Capítulo 2
Cuando volví a abrir los ojos ya estaba en una habitación.

No sabía quién me había rescatado.

Pronto corría la noticia de que Alejandro había resuelto el asunto.

Al atracar el crucero, él mismo acompañó a Ana de regreso a la casa de los Suárez.

Cuando llegué, alcancé a escuchar la voz de Alejandro diciendo:

—Ana me salvó la vida, y yo no soy de los que olvidan una deuda así. Quiero casarme con ella para agradecerle lo que hizo.

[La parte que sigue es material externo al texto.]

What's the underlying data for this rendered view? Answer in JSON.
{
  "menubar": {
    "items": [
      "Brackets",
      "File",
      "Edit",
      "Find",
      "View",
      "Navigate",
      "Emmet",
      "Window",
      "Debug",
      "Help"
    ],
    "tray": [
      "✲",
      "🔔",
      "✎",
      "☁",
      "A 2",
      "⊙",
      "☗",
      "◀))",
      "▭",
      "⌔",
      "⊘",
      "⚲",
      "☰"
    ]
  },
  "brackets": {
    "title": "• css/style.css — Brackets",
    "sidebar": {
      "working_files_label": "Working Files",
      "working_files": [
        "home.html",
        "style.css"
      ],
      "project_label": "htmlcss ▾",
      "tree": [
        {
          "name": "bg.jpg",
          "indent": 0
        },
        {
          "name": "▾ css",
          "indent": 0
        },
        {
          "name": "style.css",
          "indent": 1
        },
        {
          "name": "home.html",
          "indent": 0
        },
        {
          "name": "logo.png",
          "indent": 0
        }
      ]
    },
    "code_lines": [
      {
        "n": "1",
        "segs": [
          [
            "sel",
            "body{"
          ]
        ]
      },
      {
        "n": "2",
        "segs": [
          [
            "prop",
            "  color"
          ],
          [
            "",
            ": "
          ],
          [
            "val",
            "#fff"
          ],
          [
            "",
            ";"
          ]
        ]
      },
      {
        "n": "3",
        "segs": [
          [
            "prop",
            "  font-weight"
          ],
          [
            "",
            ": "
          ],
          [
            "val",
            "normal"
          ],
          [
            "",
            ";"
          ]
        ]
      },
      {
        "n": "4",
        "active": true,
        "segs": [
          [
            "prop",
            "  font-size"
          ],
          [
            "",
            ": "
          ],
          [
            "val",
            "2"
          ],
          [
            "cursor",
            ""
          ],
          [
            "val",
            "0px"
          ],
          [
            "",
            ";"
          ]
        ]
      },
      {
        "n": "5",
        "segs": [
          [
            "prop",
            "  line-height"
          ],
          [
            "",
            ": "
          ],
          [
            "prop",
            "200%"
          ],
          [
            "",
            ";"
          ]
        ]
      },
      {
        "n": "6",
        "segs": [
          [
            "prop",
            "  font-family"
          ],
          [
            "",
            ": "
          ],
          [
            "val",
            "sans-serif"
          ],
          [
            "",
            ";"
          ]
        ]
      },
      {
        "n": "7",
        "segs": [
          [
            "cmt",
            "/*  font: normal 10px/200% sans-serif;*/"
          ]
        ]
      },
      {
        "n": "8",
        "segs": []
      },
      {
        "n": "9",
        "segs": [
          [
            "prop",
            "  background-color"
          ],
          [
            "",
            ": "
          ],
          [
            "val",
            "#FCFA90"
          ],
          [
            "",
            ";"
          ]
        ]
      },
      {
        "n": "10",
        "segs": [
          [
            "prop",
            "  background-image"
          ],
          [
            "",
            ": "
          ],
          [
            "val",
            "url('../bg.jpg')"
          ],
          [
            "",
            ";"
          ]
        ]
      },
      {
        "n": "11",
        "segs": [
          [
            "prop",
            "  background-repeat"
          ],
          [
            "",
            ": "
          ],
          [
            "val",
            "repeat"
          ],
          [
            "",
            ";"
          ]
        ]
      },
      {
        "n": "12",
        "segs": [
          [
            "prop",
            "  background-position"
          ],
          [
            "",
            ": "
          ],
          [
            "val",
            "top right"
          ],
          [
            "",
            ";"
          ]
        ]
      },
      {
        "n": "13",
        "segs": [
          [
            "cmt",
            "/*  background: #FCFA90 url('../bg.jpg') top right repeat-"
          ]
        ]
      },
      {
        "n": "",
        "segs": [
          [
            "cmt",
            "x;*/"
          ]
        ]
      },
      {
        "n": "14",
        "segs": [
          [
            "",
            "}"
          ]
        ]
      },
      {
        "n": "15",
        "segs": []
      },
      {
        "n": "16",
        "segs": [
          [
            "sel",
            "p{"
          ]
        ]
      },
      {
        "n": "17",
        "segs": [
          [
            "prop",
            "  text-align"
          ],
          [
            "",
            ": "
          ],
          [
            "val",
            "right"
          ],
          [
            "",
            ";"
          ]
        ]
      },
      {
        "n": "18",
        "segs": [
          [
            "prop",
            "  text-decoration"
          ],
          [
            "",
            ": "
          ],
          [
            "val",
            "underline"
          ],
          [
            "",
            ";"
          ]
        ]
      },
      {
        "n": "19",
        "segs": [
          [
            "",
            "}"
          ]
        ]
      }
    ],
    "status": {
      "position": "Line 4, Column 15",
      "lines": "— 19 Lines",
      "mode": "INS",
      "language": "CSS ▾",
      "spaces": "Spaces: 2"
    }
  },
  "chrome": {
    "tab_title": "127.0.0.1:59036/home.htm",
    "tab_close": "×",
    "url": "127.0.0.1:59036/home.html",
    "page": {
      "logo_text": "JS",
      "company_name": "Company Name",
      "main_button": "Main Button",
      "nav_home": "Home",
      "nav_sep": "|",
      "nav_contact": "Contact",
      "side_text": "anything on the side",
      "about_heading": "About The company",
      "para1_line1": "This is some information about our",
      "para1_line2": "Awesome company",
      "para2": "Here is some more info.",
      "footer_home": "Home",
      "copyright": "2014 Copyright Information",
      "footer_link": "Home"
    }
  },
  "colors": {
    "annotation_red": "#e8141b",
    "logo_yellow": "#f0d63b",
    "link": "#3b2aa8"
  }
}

Mis pasos se detuvieron de golpe.

Aunque ya había decidido renunciar por completo a Alejandro, al oír esas palabras sentí una punzada en el pecho.

Él dice que quiere casarse para expresar gratitud, no por amor.

Si hubiera sido yo quien lo salvara, seguramente habría dicho que intentaba aprovecharme de él, que no conocía la vergüenza.

Recuerdo que, en aquel entonces, por los chismes que corrían en el círculo social, mis padres fueron quienes tomaron la iniciativa de hablar con la familia Herrera.

Solo así Alejandro aceptó, a regañadientes, comprometerse conmigo.

Al verme, Ana mostró una expresión llena de falsa incomodidad:

—Tío, tía… esto no está bien. Alejandro es el hombre que le gusta a Mariana. Que hablen de mí no importa, pero no quiero que mi prima sufra.

Antes de que mis padres pudieran responder, la imponente figura de Alejandro se interpuso frente a mí, bloqueando la entrada.

—Ya que lo has escuchado, mejor lo aclaro ahora.

Mariana Suárez, no me gustas. Por más que te esfuerces, todo es inútil. Acepta la realidad; será lo mejor para ambos.

Yo respondí suavemente:

—Está bien, no te preocupes.

Ya no volveré a interponerme entre tú y Ana. Les deseo felicidad.

Los ojos de Alejandro se entrecerraron, observándome con intensidad.

A mis espaldas, la voz de mi madre suspiró:

—Hija, si hubieras entendido antes… Cuando te presentemos a un buen pretendiente, no se te ocurra rechazarlo otra vez.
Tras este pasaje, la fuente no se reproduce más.